Pour notre part, nous avons choisi d’écarter la juxtaposition de la liste des modes de liaison208 mais aussi, plus largement, de nos travaux en syntaxe. Controversée et improductive, à l’origine de plus de problèmes qu’elle n’en résout, la juxtaposition ne peut être retenue selon nous au titre d’outil d’analyse. Elle est tout au plus un terme du langage courant, pour désigner, conformément à son étymologie, le placement d’unités (linguistiques, mais pas seulement) côte à côte.

Partant, si la juxtaposition n’est pas un mode de liaison, il ne saurait y avoir d’adverbes de liaison la marquant lexicalement bien que ce soit là une option défendue quand même par quelques-uns. En effet, alors que la juxtaposition est généralement définie comme le mode de la liaison non marquée du point de vue lexical, nous avons rencontré quelques auteurs dont le discours déroge à ce principe : Andersen (1995) et l’Académie française (1932) admettent par exemple la possibilité, pour la juxtaposition, d’être exprimée au moyen de connecteurs adverbiaux (Andersen, cf. exemples 140 à 143 ; Académie française, cf. exemple 144).

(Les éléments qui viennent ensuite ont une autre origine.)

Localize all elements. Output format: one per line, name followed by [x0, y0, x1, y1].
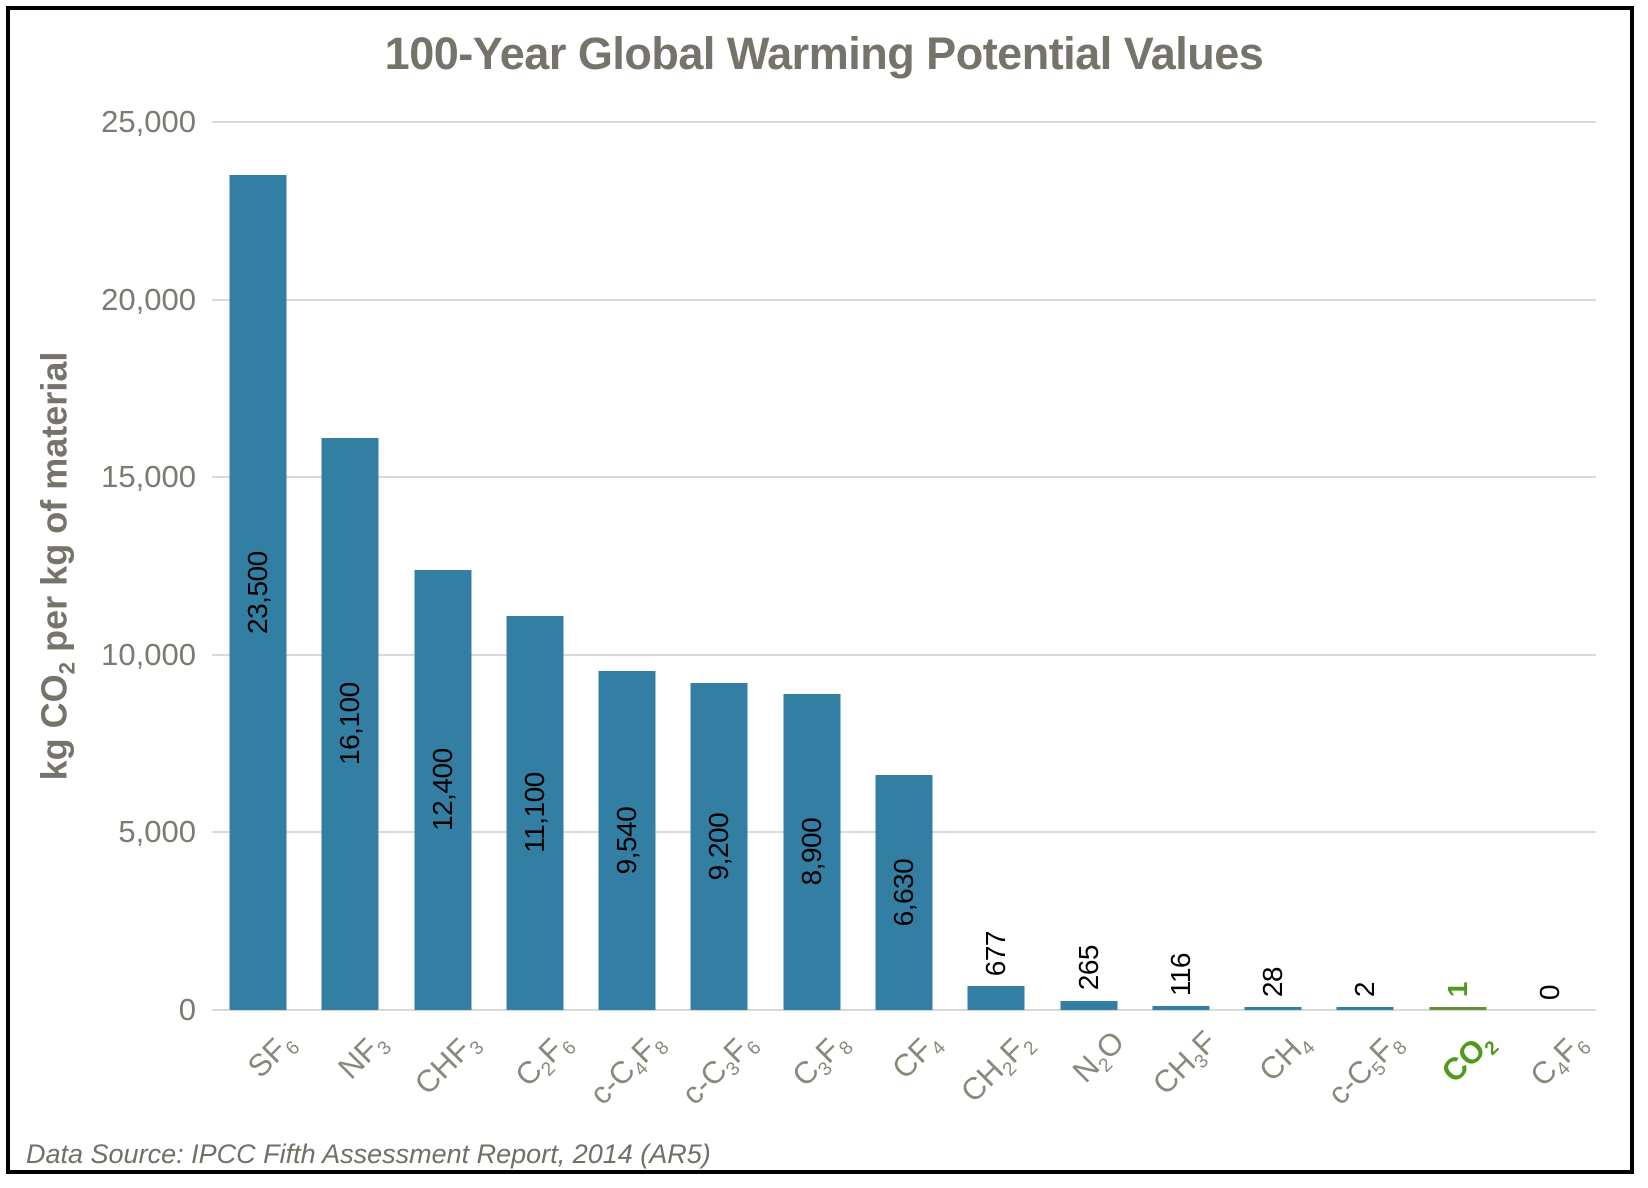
subscript: 6 — [1573, 1037, 1596, 1060]
bar-slot: 265 N2O — [1042, 122, 1134, 1089]
bar-value-label: 28 — [1257, 966, 1289, 997]
bar-slot: 116 CH3F — [1135, 122, 1227, 1102]
bar-slot: 6,630 CF4 — [858, 122, 950, 1086]
chart-title: 100-Year Global Warming Potential Values — [384, 28, 1264, 79]
bar-value-label: 8,900 — [795, 818, 827, 886]
bar-slot: 0 C4F6 — [1504, 122, 1596, 1093]
bar — [229, 175, 287, 1010]
bar — [967, 985, 1025, 1010]
y-tick-label: 25,000 — [101, 104, 196, 139]
subscript: 4 — [1552, 1058, 1575, 1081]
plot-area: 23,500 SF6 16,100 NF3 12,400 CHF3 11,100 C2F6 9,… — [212, 121, 1596, 1111]
subscript: 4 — [629, 1058, 653, 1081]
subscript: 8 — [835, 1037, 858, 1060]
x-tick-label: CHF3 — [408, 1031, 489, 1102]
bar-slot: 11,100 C2F6 — [489, 122, 581, 1093]
x-tick-label: CH2F2 — [954, 1031, 1043, 1109]
x-tick-label: CF4 — [885, 1031, 951, 1086]
bar-value-label: 2 — [1349, 981, 1381, 997]
bar-slot: 28 CH4 — [1227, 122, 1319, 1088]
subscript: 3 — [374, 1037, 397, 1060]
bar-slot: 9,200 c-C3F6 — [673, 122, 766, 1111]
data-source-note: Data Source: IPCC Fifth Assessment Repor… — [26, 1139, 711, 1169]
subscript: 4 — [1296, 1037, 1320, 1060]
bar — [783, 693, 841, 1010]
gridline — [212, 476, 1596, 479]
gridline — [212, 653, 1596, 656]
subscript: 8 — [650, 1037, 674, 1060]
bar — [875, 774, 933, 1010]
bar-value-label: 16,100 — [334, 682, 366, 766]
subscript: 2 — [537, 1058, 561, 1081]
subscript: 4 — [927, 1037, 951, 1060]
subscript: 2 — [1481, 1037, 1504, 1060]
bar-slot: 677 CH2F2 — [950, 122, 1042, 1109]
bar-slot: 23,500 SF6 — [212, 122, 304, 1084]
subscript: 3 — [1191, 1050, 1214, 1074]
subscript: 8 — [1389, 1037, 1412, 1060]
y-tick-label: 20,000 — [101, 281, 196, 317]
subscript: 5 — [1368, 1058, 1391, 1081]
x-tick-label: C4F6 — [1523, 1031, 1596, 1094]
bar — [1429, 1007, 1487, 1010]
bar — [1336, 1007, 1394, 1010]
x-tick-label: CH3F — [1146, 1024, 1224, 1102]
subscript: 2 — [998, 1058, 1022, 1081]
bar — [321, 438, 379, 1010]
x-tick-label: C3F8 — [785, 1031, 858, 1094]
x-tick-label: c-C5F8 — [1320, 1031, 1412, 1112]
gridline — [212, 1009, 1596, 1011]
subscript: 6 — [743, 1037, 766, 1060]
bar — [1152, 1005, 1210, 1010]
subscript: 6 — [558, 1037, 582, 1060]
bar-slot: 8,900 C3F8 — [766, 122, 858, 1093]
y-axis-label: kg CO2 per kg of material — [33, 351, 80, 781]
bar — [414, 569, 472, 1010]
bar-value-label: 9,540 — [611, 806, 643, 875]
subscript: 2 — [1095, 1054, 1118, 1077]
x-tick-label: SF6 — [240, 1031, 305, 1085]
subscript: 6 — [281, 1037, 305, 1060]
x-tick-label: CO2 — [1435, 1031, 1504, 1090]
gridline — [212, 121, 1596, 123]
x-tick-label: CH4 — [1251, 1031, 1320, 1088]
bar-value-label: 12,400 — [426, 748, 458, 832]
bar-value-label: 0 — [1533, 984, 1565, 1000]
bar-value-label: 9,200 — [703, 812, 735, 881]
bar-slot: 16,100 NF3 — [304, 122, 396, 1086]
x-tick-label: N2O — [1066, 1024, 1132, 1090]
bar — [690, 683, 748, 1010]
bar-value-label: 265 — [1072, 945, 1104, 991]
subscript: 2 — [1019, 1037, 1043, 1060]
subscript: 3 — [466, 1037, 489, 1060]
bar — [598, 671, 656, 1010]
bar — [506, 615, 564, 1010]
bar-value-label: 23,500 — [242, 551, 274, 634]
bar-value-label: 116 — [1164, 952, 1196, 996]
x-tick-label: C2F6 — [508, 1031, 582, 1094]
bar-slot: 1 CO2 — [1411, 122, 1504, 1089]
bar-slot: 2 c-C5F8 — [1319, 122, 1412, 1111]
bar-value-label: 6,630 — [887, 858, 919, 927]
subscript: 3 — [814, 1058, 837, 1081]
y-tick-label: 15,000 — [101, 459, 196, 495]
x-tick-label: NF3 — [331, 1031, 397, 1086]
x-tick-label: c-C4F8 — [582, 1031, 674, 1112]
subscript: 3 — [722, 1058, 745, 1081]
bar — [1244, 1007, 1302, 1010]
bar-slot: 9,540 c-C4F8 — [581, 122, 673, 1111]
y-tick-label: 10,000 — [101, 636, 196, 672]
bar-slot: 12,400 CHF3 — [397, 122, 489, 1101]
y-tick-label: 0 — [178, 992, 196, 1027]
bar-series: 23,500 SF6 16,100 NF3 12,400 CHF3 11,100 C2F6 9,… — [212, 122, 1596, 1111]
y-tick-label: 5,000 — [118, 814, 196, 850]
bar-value-label: 11,100 — [518, 772, 550, 854]
bar-value-label: 677 — [980, 930, 1012, 976]
x-tick-label: c-C3F6 — [674, 1031, 766, 1112]
gridline — [212, 298, 1596, 301]
bar-value-label: 1 — [1441, 981, 1473, 997]
bar — [1060, 1000, 1118, 1010]
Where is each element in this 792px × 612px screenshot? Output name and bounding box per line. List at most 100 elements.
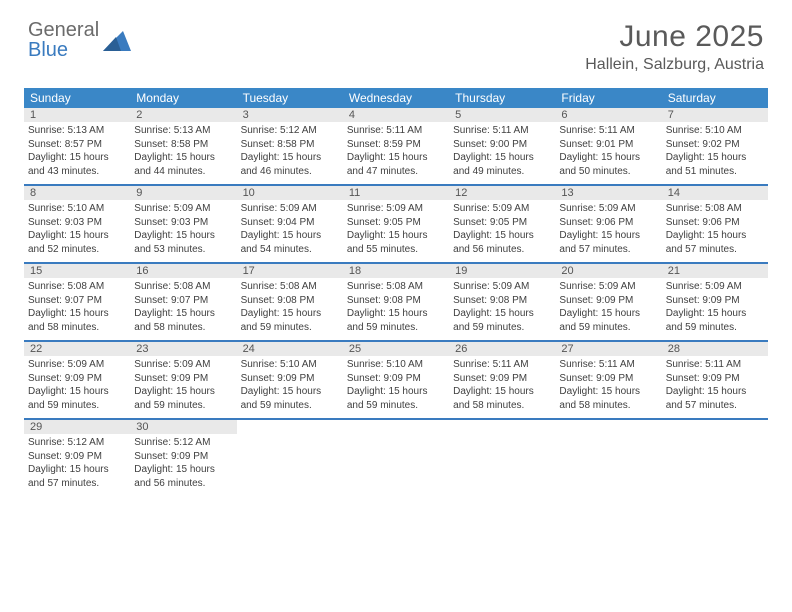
day-cell: 17 Sunrise: 5:08 AMSunset: 9:08 PMDayligh… xyxy=(237,264,343,340)
day-info: Sunrise: 5:09 AMSunset: 9:05 PMDaylight:… xyxy=(453,202,551,256)
day-cell: 14Sunrise: 5:08 AMSunset: 9:06 PMDayligh… xyxy=(662,186,768,262)
logo-triangle-icon xyxy=(103,29,131,51)
day-info: Sunrise: 5:12 AMSunset: 9:09 PMDaylight:… xyxy=(134,436,232,490)
day-cell xyxy=(662,420,768,496)
day-number: 2 xyxy=(130,108,236,122)
day-number: 3 xyxy=(237,108,343,122)
day-header: Friday xyxy=(555,88,661,108)
day-info: Sunrise: 5:09 AMSunset: 9:04 PMDaylight:… xyxy=(241,202,339,256)
day-cell xyxy=(343,420,449,496)
day-cell: 2 Sunrise: 5:13 AMSunset: 8:58 PMDaylight… xyxy=(130,108,236,184)
day-info: Sunrise: 5:10 AMSunset: 9:09 PMDaylight:… xyxy=(241,358,339,412)
day-number: 21 xyxy=(662,264,768,278)
day-header: Monday xyxy=(130,88,236,108)
day-number: 11 xyxy=(343,186,449,200)
day-cell: 5Sunrise: 5:11 AMSunset: 9:00 PMDaylight… xyxy=(449,108,555,184)
day-number: 18 xyxy=(343,264,449,278)
day-number: 16 xyxy=(130,264,236,278)
day-cell: 28Sunrise: 5:11 AMSunset: 9:09 PMDayligh… xyxy=(662,342,768,418)
day-cell: 7Sunrise: 5:10 AMSunset: 9:02 PMDaylight… xyxy=(662,108,768,184)
day-number: 1 xyxy=(24,108,130,122)
day-number: 10 xyxy=(237,186,343,200)
day-number: 19 xyxy=(449,264,555,278)
day-cell: 16 Sunrise: 5:08 AMSunset: 9:07 PMDayligh… xyxy=(130,264,236,340)
day-cell: 10 Sunrise: 5:09 AMSunset: 9:04 PMDayligh… xyxy=(237,186,343,262)
day-cell xyxy=(555,420,661,496)
day-number: 22 xyxy=(24,342,130,356)
day-number: 24 xyxy=(237,342,343,356)
day-info: Sunrise: 5:11 AMSunset: 9:09 PMDaylight:… xyxy=(453,358,551,412)
day-info: Sunrise: 5:12 AMSunset: 9:09 PMDaylight:… xyxy=(28,436,126,490)
day-info: Sunrise: 5:12 AMSunset: 8:58 PMDaylight:… xyxy=(241,124,339,178)
day-number: 26 xyxy=(449,342,555,356)
day-info: Sunrise: 5:09 AMSunset: 9:06 PMDaylight:… xyxy=(559,202,657,256)
day-cell: 9 Sunrise: 5:09 AMSunset: 9:03 PMDaylight… xyxy=(130,186,236,262)
day-cell: 23 Sunrise: 5:09 AMSunset: 9:09 PMDayligh… xyxy=(130,342,236,418)
day-cell: 30Sunrise: 5:12 AMSunset: 9:09 PMDayligh… xyxy=(130,420,236,496)
day-number: 4 xyxy=(343,108,449,122)
logo-text-blue: Blue xyxy=(28,40,99,60)
day-cell: 1Sunrise: 5:13 AMSunset: 8:57 PMDaylight… xyxy=(24,108,130,184)
day-cell xyxy=(449,420,555,496)
week-row: 29 Sunrise: 5:12 AMSunset: 9:09 PMDayligh… xyxy=(24,418,768,496)
day-info: Sunrise: 5:11 AMSunset: 9:09 PMDaylight:… xyxy=(666,358,764,412)
week-row: 1Sunrise: 5:13 AMSunset: 8:57 PMDaylight… xyxy=(24,108,768,184)
day-info: Sunrise: 5:11 AMSunset: 9:01 PMDaylight:… xyxy=(559,124,657,178)
day-info: Sunrise: 5:09 AMSunset: 9:09 PMDaylight:… xyxy=(134,358,232,412)
day-number: 27 xyxy=(555,342,661,356)
day-cell: 21Sunrise: 5:09 AMSunset: 9:09 PMDayligh… xyxy=(662,264,768,340)
logo: General Blue xyxy=(28,20,131,60)
day-cell: 25 Sunrise: 5:10 AMSunset: 9:09 PMDayligh… xyxy=(343,342,449,418)
week-row: 15 Sunrise: 5:08 AMSunset: 9:07 PMDayligh… xyxy=(24,262,768,340)
day-info: Sunrise: 5:09 AMSunset: 9:03 PMDaylight:… xyxy=(134,202,232,256)
day-number: 17 xyxy=(237,264,343,278)
day-info: Sunrise: 5:08 AMSunset: 9:06 PMDaylight:… xyxy=(666,202,764,256)
day-number: 25 xyxy=(343,342,449,356)
day-cell: 15 Sunrise: 5:08 AMSunset: 9:07 PMDayligh… xyxy=(24,264,130,340)
day-cell: 18Sunrise: 5:08 AMSunset: 9:08 PMDayligh… xyxy=(343,264,449,340)
day-info: Sunrise: 5:08 AMSunset: 9:07 PMDaylight:… xyxy=(134,280,232,334)
day-info: Sunrise: 5:10 AMSunset: 9:03 PMDaylight:… xyxy=(28,202,126,256)
day-number: 15 xyxy=(24,264,130,278)
day-number: 23 xyxy=(130,342,236,356)
week-row: 8Sunrise: 5:10 AMSunset: 9:03 PMDaylight… xyxy=(24,184,768,262)
day-info: Sunrise: 5:13 AMSunset: 8:58 PMDaylight:… xyxy=(134,124,232,178)
day-cell: 22 Sunrise: 5:09 AMSunset: 9:09 PMDayligh… xyxy=(24,342,130,418)
day-cell: 4 Sunrise: 5:11 AMSunset: 8:59 PMDaylight… xyxy=(343,108,449,184)
logo-text-general: General xyxy=(28,20,99,40)
day-number: 6 xyxy=(555,108,661,122)
day-cell: 26 Sunrise: 5:11 AMSunset: 9:09 PMDayligh… xyxy=(449,342,555,418)
day-info: Sunrise: 5:11 AMSunset: 9:09 PMDaylight:… xyxy=(559,358,657,412)
day-header: Tuesday xyxy=(237,88,343,108)
week-row: 22 Sunrise: 5:09 AMSunset: 9:09 PMDayligh… xyxy=(24,340,768,418)
day-info: Sunrise: 5:11 AMSunset: 9:00 PMDaylight:… xyxy=(453,124,551,178)
logo-text-block: General Blue xyxy=(28,20,99,60)
day-info: Sunrise: 5:08 AMSunset: 9:07 PMDaylight:… xyxy=(28,280,126,334)
day-number: 7 xyxy=(662,108,768,122)
calendar: SundayMondayTuesdayWednesdayThursdayFrid… xyxy=(24,88,768,496)
day-number: 9 xyxy=(130,186,236,200)
day-cell: 29 Sunrise: 5:12 AMSunset: 9:09 PMDayligh… xyxy=(24,420,130,496)
day-number: 20 xyxy=(555,264,661,278)
day-info: Sunrise: 5:08 AMSunset: 9:08 PMDaylight:… xyxy=(241,280,339,334)
day-cell: 6 Sunrise: 5:11 AMSunset: 9:01 PMDaylight… xyxy=(555,108,661,184)
day-info: Sunrise: 5:09 AMSunset: 9:09 PMDaylight:… xyxy=(28,358,126,412)
location: Hallein, Salzburg, Austria xyxy=(585,56,764,74)
day-number: 29 xyxy=(24,420,130,434)
title-block: June 2025 Hallein, Salzburg, Austria xyxy=(585,20,764,74)
header: General Blue June 2025 Hallein, Salzburg… xyxy=(0,0,792,80)
day-cell: 13Sunrise: 5:09 AMSunset: 9:06 PMDayligh… xyxy=(555,186,661,262)
day-info: Sunrise: 5:09 AMSunset: 9:09 PMDaylight:… xyxy=(559,280,657,334)
day-info: Sunrise: 5:09 AMSunset: 9:05 PMDaylight:… xyxy=(347,202,445,256)
day-number: 12 xyxy=(449,186,555,200)
day-cell: 19 Sunrise: 5:09 AMSunset: 9:08 PMDayligh… xyxy=(449,264,555,340)
day-header: Thursday xyxy=(449,88,555,108)
day-info: Sunrise: 5:10 AMSunset: 9:09 PMDaylight:… xyxy=(347,358,445,412)
day-info: Sunrise: 5:09 AMSunset: 9:08 PMDaylight:… xyxy=(453,280,551,334)
day-cell: 24 Sunrise: 5:10 AMSunset: 9:09 PMDayligh… xyxy=(237,342,343,418)
day-headers: SundayMondayTuesdayWednesdayThursdayFrid… xyxy=(24,88,768,108)
day-cell: 11 Sunrise: 5:09 AMSunset: 9:05 PMDayligh… xyxy=(343,186,449,262)
day-header: Saturday xyxy=(662,88,768,108)
day-cell xyxy=(237,420,343,496)
day-info: Sunrise: 5:11 AMSunset: 8:59 PMDaylight:… xyxy=(347,124,445,178)
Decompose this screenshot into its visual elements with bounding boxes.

(140) Son personnage lui avait politiquement échappé, alors il l’a symboliquement tué. (Le Figaro, « "Pepe la grenouille", devenue symbole de l’extrême droite, tuée par son créateur », 9 mai 2017 : en ligne)

(141) « Le béton, c’est une éponge, alors il faut vraiment siphonner toute l’eau qui se retrouve dedans », a insisté M. Brosseau. (Le Journal de Montréal, « Restaurer après une inondation : il faut tout enlever "jusqu’au béton" », 5 mai 2017 : en ligne)

(142) Le coupable ne peut être qu’Oscar Lecoq. C’était le dernier des onze, il a tué tous les autres puis il est mort sous la porte par accident. (MS : 22)

(143) GLUCK : Ah, ah. Sherlock Holmes lui-même est traité à plusieurs reprises de « sorcier » dans le Canon, pourtant sa méthode est des plus simples. (MS : 31)

(144) Plus on monte dans la hiérarchie, moins on stresse (Le Monde, titre d’un article, 2 mai 2017 : en ligne)

Pourtant, ces adverbes sont le plus souvent assimilés à des items coordonnants dans les manuels scolaires (e.g. Mot de passe CM2 2011209) ou dans les grammaires contemporaines (e.g. Braun & Cabillau 2007 ; Grevisse & Goosse 201616 ; Riegel, Pellat & Rioul 20166).

Il y a coordination […], lorsque la phrase complexe est formée d’une séquence de propositions juxtaposées dont la dernière au moins est reliée aux autres par un mot de liaison, qui peut être soit une conjonction de coordination, soit un adverbe de liaison (Riegel, Pellat & Rioul 20166 : 781)

208 Qui, pour nous, est définitivement binaire : subordination versus coordination. Cf. partie 1.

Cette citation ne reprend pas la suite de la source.